Gabriel Jett

Personal information
- Full name: Gabriel Tanner Jett
- National team: United States
- Born: October 14, 2002 (age 23) Augusta, Georgia, U.S.
- Height: 6 ft 2 in (188 cm)
- Weight: 185 lb (84 kg)

Sport
- Sport: Swimming
- Strokes: Freestyle (primary) Medley, Butterfly, Backstroke (U. Cal.)
- Club: Clovis Swim Club
- College team: University of California, Berkeley
- Coach: John McGough (Clovis Swim) Dave Durden (U. Cal. Berkeley)

Medal record
Men's swimming
Representing the United States
Pan Pacific Championships
| Gold medal – first place | 2026 Irvine | 4×200 m freestyle |
| Silver medal – second place | 2026 Irvine | 200 m freestyle |

= Gabriel Jett =

American swimmer (born 2002)

Gabriel Tanner Jett (born October 14, 2002) is an American competitive swimmer who competed for the University of California Berkeley and won a gold and silver medal at the 2026 Pan Pacific Championships in Irvine, California in 2026.
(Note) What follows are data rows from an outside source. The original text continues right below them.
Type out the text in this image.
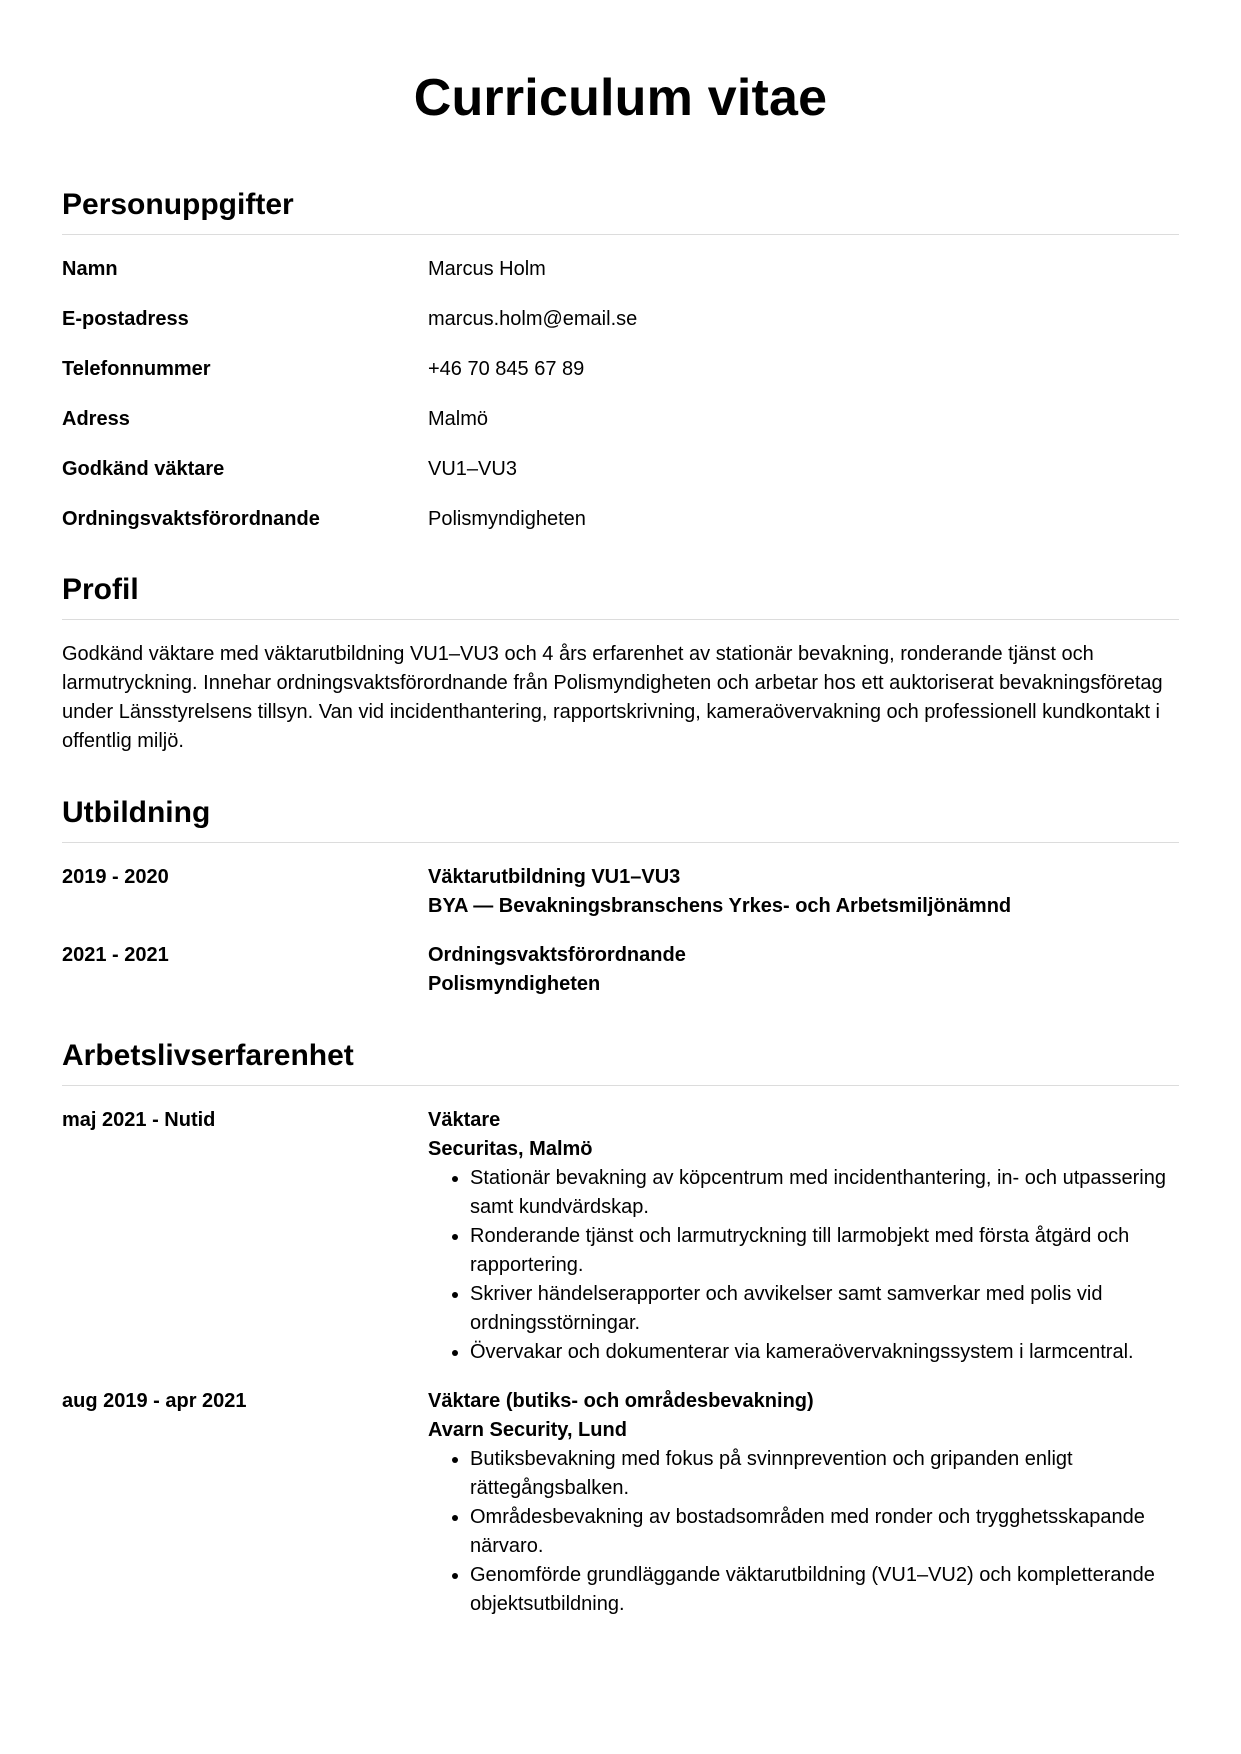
Curriculum vitae
Personuppgifter
Namn	Marcus Holm
E-postadress	marcus.holm@email.se
Telefonnummer	+46 70 845 67 89
Adress	Malmö
Godkänd väktare	VU1–VU3
Ordningsvaktsförordnande	Polismyndigheten
Profil

Godkänd väktare med väktarutbildning VU1–VU3 och 4 års erfarenhet av stationär bevakning, ronderande tjänst och larmutryckning. Innehar ordningsvaktsförordnande från Polismyndigheten och arbetar hos ett auktoriserat bevakningsföretag under Länsstyrelsens tillsyn. Van vid incidenthantering, rapportskrivning, kameraövervakning och professionell kundkontakt i offentlig miljö.

Utbildning
2019 - 2020	Väktarutbildning VU1–VU3
BYA — Bevakningsbranschens Yrkes- och Arbetsmiljönämnd
2021 - 2021	Ordningsvaktsförordnande
Polismyndigheten
Arbetslivserfarenhet
maj 2021 - Nutid	Väktare
Securitas, Malmö
• Stationär bevakning av köpcentrum med incidenthantering, in- och utpassering samt kundvärdskap.
• Ronderande tjänst och larmutryckning till larmobjekt med första åtgärd och rapportering.
• Skriver händelserapporter och avvikelser samt samverkar med polis vid ordningsstörningar.
• Övervakar och dokumenterar via kameraövervakningssystem i larmcentral.
aug 2019 - apr 2021	Väktare (butiks- och områdesbevakning)
Avarn Security, Lund
• Butiksbevakning med fokus på svinnprevention och gripanden enligt rättegångsbalken.
• Områdesbevakning av bostadsområden med ronder och trygghetsskapande närvaro.
• Genomförde grundläggande väktarutbildning (VU1–VU2) och kompletterande objektsutbildning.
==Early life and education==
Jett was born on October 14, 2002 in Augusta, Georgia to Scott Jett, who worked as a Dental Surgeon and Kristie Kreuger Jett, one of four siblings that included Chrissy, Sierra and Bek. From a strong family of swimmers, his parents, who were primarily sprinters, and his sister, Sierra, all swam collegiately at Auburn. His father was an All American sixteen times, and his mother fifteen. Gabriel attended Clovis North High School in Clovis, California, graduating in 2021, and competing for the team in his Senior Year. Coached by John McGough as a 16-year old in mid-June, 2019, he represented the Clovis Swim Club, competing in the TYR pro swim series at the Clovis North Aquatics Complex. With the Clovis Swim Club, he held 16 age group records, and captained the team in 2020-21. A multi-stroke competitor in High School, he won titles in the 100, 200 and 400-meter freestyle, as well as the 200-meter Individual Medley, and the 100-meter back in College Station, as part of Speedo's Championship Series in 2020.
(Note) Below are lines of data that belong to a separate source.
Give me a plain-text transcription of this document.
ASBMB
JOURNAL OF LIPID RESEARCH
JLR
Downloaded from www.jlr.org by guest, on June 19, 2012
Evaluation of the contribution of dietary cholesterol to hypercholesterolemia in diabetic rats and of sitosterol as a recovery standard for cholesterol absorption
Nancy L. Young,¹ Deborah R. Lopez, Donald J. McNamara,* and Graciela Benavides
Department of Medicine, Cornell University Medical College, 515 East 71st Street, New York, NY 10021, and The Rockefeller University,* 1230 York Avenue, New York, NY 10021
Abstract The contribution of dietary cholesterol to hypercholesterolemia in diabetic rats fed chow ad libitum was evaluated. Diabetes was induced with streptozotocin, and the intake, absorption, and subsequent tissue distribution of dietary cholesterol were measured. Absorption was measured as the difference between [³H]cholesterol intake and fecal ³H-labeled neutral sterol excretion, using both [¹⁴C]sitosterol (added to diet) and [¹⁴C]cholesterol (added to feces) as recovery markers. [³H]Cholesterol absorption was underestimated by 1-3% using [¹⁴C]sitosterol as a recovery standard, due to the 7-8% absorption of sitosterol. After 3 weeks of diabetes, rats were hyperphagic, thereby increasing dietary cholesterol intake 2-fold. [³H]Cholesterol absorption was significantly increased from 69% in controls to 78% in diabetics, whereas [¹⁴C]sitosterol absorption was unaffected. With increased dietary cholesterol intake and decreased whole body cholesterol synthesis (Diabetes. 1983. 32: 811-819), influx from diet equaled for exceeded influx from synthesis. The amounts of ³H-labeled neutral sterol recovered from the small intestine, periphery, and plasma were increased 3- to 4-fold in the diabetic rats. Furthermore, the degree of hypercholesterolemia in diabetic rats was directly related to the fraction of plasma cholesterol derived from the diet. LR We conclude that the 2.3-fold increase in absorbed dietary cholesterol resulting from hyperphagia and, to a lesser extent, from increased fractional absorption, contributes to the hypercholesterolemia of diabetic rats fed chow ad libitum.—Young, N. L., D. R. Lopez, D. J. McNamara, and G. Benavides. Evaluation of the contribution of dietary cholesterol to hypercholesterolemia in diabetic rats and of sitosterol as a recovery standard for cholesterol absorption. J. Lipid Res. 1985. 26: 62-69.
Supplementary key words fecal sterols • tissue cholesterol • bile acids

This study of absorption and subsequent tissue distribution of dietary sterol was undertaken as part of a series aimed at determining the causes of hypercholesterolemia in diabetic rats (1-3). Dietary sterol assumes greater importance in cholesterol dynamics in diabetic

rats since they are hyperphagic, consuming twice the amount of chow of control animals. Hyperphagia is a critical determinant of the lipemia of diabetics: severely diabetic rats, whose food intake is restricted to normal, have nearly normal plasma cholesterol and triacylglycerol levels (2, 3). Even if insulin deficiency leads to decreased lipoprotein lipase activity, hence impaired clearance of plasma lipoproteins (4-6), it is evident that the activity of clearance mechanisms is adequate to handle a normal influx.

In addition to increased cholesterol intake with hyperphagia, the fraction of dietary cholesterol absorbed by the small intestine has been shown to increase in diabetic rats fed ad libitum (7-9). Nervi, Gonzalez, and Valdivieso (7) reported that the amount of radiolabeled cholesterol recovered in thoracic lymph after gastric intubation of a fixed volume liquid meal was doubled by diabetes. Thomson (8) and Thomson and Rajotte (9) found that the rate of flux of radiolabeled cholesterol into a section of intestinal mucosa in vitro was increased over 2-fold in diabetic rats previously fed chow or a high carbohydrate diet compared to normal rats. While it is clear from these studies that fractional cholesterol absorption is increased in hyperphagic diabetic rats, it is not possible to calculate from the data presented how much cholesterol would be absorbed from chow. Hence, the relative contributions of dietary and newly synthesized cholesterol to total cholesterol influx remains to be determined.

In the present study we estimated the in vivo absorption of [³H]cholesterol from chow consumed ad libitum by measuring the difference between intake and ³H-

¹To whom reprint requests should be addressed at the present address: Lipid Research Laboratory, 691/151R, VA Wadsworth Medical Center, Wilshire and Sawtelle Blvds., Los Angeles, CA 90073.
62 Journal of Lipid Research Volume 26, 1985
==University of California Berkeley==
Jett attended the University of California Berkeley, enrolling as a Freshman in 2021, and competed under Head Coach Dave Durden through 2025. He majored in Film and Media. During Jett's tenure with the team, UC Berkeley won NCAA National Championships in 2023, 2022, and were runner-ups in 2024. In conference tournaments, he was part of a PAC-12 team championship in 2022, and was a Pac-12 champion 200 fly, 500 freestyle, and 200 freestyle relay in 2023. As a Cal Senior, on March 26, 2025, during the 2025 NCAA Division I Men's Swimming and Diving Championships, Jett set an NCAA championships and U.S. Open record in the 800-yard freestyle relay with a time of 5:59.75. He also won a bronze medal in the 200 freestyle with a time of 1:30.08, the second-fastest time in Cal history.

===2026 Pan Pacifics===
In August 2026, he competed at the 2026 Pan Pacific Swimming Championships and set a Pan Pacific Championships record time of 6:59.37 in the 4×200 meter freestyle relay. He swam the final leg in 1:44.09 to help the United States win gold. He also won a silver medal in the 200 meter freestyle with a time of 1:43.96. He became the ninth swimmer in history to swim under 1:44 in the event.